Inside I have non-stop jazz on late. 

I leave the passage light on, not to trip over

my black, nocturnally wandering cat.

Time stretches out vast in the early hours.

I feel my skin start to breathe, my back straighten. 

I must go to bed, I tell myself, but I don’t.


(Not a bad little poem in itself, as it happens – but I do think the pantoum version is more interesting.)




6.1.26

It Wasn’t Me Who Had the Epiphany


I kept bursting into tears! It was our first visit to Bali – me, Bill, and our two little boys. It was 1974, the tourist boom just beginning. We visitors would collectively alter that Paradise beyond retrieval … but we didn’t know so then. It was still unchanged. A naked family, showering under a roadside run-off, waved unembarrassed as our taxi passed.


the setting sun

falling slowly into

a wide flat sea


‘Island of the Gods’ the tourist books called it.

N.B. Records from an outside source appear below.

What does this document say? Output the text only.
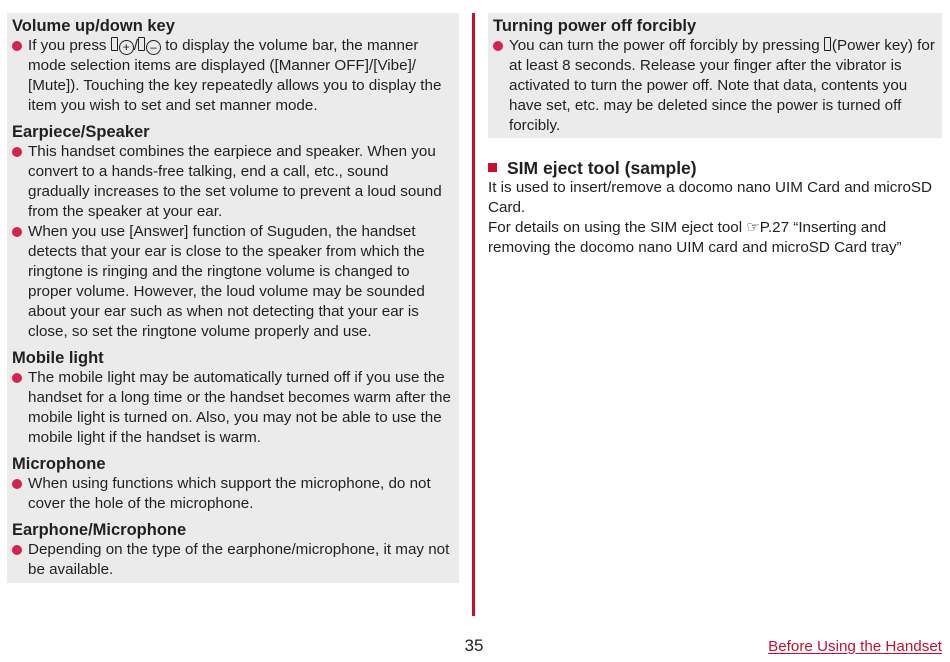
Volume up/down key
If you press + / – to display the volume bar, the manner mode selection items are displayed ([Manner OFF]/[Vibe]/ [Mute]). Touching the key repeatedly allows you to display the item you wish to set and set manner mode.
Earpiece/Speaker
This handset combines the earpiece and speaker. When you convert to a hands-free talking, end a call, etc., sound gradually increases to the set volume to prevent a loud sound from the speaker at your ear.
When you use [Answer] function of Suguden, the handset detects that your ear is close to the speaker from which the ringtone is ringing and the ringtone volume is changed to proper volume. However, the loud volume may be sounded about your ear such as when not detecting that your ear is close, so set the ringtone volume properly and use.
Mobile light
The mobile light may be automatically turned off if you use the handset for a long time or the handset becomes warm after the mobile light is turned on. Also, you may not be able to use the mobile light if the handset is warm.
Microphone
When using functions which support the microphone, do not cover the hole of the microphone.
Earphone/Microphone
Depending on the type of the earphone/microphone, it may not be available.
Turning power off forcibly
You can turn the power off forcibly by pressing (Power key) for at least 8 seconds. Release your finger after the vibrator is activated to turn the power off. Note that data, contents you have set, etc. may be deleted since the power is turned off forcibly.
SIM eject tool (sample)
It is used to insert/remove a docomo nano UIM Card and microSD Card.
For details on using the SIM eject tool ☞P.27 “Inserting and removing the docomo nano UIM card and microSD Card tray”
35	Before Using the Handset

We agreed. Enraptured as I was, why was I constantly bursting into sudden tears? 


We read the histories. Some postulated combined ancestry, Indian and Chinese. Later writers say those influences arose more from trade visitations. We could still find old Chinese coins, with holes in the middle, dropped in the street. I brought home three to use with my I Ching.


Suddenly Bill got it. ‘It’s the Indian in you!’ 


My maternal grandmother was mixed-race Anglo-Indian. (I have to add ‘mixed race.’ There are other definitions of the term, from the time of the Raj: one meaning completely English but living long in India, the other meaning completely Indian but thoroughly adopting British culture.)


He was right. It burst on me as revelation. It wasn’t the people but the artefacts. I was re-experiencing things I’d grown up with, lost along with my childhood. I was eating out of bowls I ate from in my grandparents’ home, I was surrounded by reminiscent ornaments, I was admiring familiar designs on cloth … 


There were connections with Chinese artefacts too. My mother’s family had put in there on the long boat trip from India to Tasmania, and bought some pieces. 


I’ll pass to descendants the carved Indian-silver containers and vases, the polished bamboo bowls with Chinese dragons painted around their outsides.


My Dutch-born husband wanted to visit Indonesia for the soul connection to an ancestor who had lived there and left diaries. I didn’t care. I hadn’t been out of Australia; I was happy to go anywhere. How odd that it was I who fell into connection with my Asian roots (who never got seventies Bali out of my blood for evermore). But …


I never returned 

to the isle of the gods –

vanished



Written for Haibun Monday: Epiphany at dVerse.